On 28th April 2001, from the Bajkonur launching site in Kazakhstan, a rocket lifted off with the first space tourist. Dennis Tito, an American millionaire, paid Russia 20 million dollars for the trip. For a sum equal to the value of a small island, the wealthy American man felt the real state of weightlessness, but didn’t touch ‘foreign soil’. In his album-enigma, Maciek Jeziorek proposes a much cheaper alternative to the extravagant tourism in the cosmic rocket. What’s more – it actually ends on another planet.
India. A country as big as the entire European Union, is like another planet on Earth. Jeziorek’s subject is New Dehli, which has more than 20 million inhabitants. ‘A city-hell’, the photographer says, but he seems more excited than frightened.
The book is a surprise even as you try to open it. It’s really difficult to describe: a Rubik’s cube, or a puzzle with an infinite number of right answers. At first sight you notice that the directions are distorted. The up and down and left and right directions don’t work. Everything gets mixed and interwined, creating a big ‘undefined place’. There are even more enigmas.
Firstly: the title. 317 days is a reference to the duration of Vasco da Gama’s first successful trip from Europe to India.
Secondly: the form. Its eight publishing sheets have been covered by a folded, modern map of the movement of Mars towards the Earth, referencing the so-called ‘mandala’, drawn in the 16th century by Jan Kepler. As mentioned before: one does not know how to hold the book, and a change of perspective requires either the movement of the reader’s body or the album’s itself. Centerfolds are orienting points. Each of them in a direct way references the mission to Mars.
Thirdly: the photographs. Maciek Jeziorek is a technical photographer by trade. Having power over the frame, multiple outlines, free-form select, adjusting the camera’s optics to the subject is all very easy for him. All photographs were taken using a fixed 50mm camera lens, which means that the photographer had to stand very close. Almost touching the people photographed with the bulging glass. They all look directly into the lens, watching the photographer and – through him – also the reader seeing the pages in the book.

Cover of the book 317 Days to Mars by Maciej Jeziorek, photo courtesy of the artist
The people of New Dehli don’t stare at us shamelessly, they stand with their back to us, pointing to something in the sky. What is it? A rocket? Smog? The sun? Hindu gods? From the sky the photographer turns our attention to the images of sidewalks and streets, and there to rats, colourful powders, holes in red soil. Jeziorek’s photographs, colourful and taken from a close range, perfidiously break into the ‘reader’s’ perception – one has to use their sight to receive stimulants usually arrogated to other senses. 128 pages of synesthesia.
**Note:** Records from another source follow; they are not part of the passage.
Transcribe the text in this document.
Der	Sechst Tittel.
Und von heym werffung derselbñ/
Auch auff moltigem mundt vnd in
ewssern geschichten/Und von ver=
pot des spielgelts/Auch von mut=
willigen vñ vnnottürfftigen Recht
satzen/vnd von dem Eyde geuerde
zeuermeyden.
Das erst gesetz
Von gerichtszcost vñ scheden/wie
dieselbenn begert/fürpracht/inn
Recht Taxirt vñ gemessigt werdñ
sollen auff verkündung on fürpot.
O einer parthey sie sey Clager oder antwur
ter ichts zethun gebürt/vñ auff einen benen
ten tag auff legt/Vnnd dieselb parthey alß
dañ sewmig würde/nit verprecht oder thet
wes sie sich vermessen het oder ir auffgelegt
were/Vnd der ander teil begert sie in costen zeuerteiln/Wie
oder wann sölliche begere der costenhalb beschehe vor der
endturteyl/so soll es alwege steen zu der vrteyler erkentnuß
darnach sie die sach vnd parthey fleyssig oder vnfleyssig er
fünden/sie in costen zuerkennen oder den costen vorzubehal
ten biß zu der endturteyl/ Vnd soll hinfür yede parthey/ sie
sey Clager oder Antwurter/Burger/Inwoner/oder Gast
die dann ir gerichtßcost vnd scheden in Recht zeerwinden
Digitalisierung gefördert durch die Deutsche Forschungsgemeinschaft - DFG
Jeziorek’s book is a journey into the unknown, a roller-coaster ride, a walk through hell without a guide. Although we are led by the hand, we have to search and find connections by ourselves. That’s how we find optical games: here’s a man carrying something with a tangle of cables and plugs, who turns out to be three-dimensional; as with stroboscopic lighting we see his face, but just a few glimpses/pages later he turns his back to us. In the crowd of images, many protagonists appear, but they always do it imperceptibly.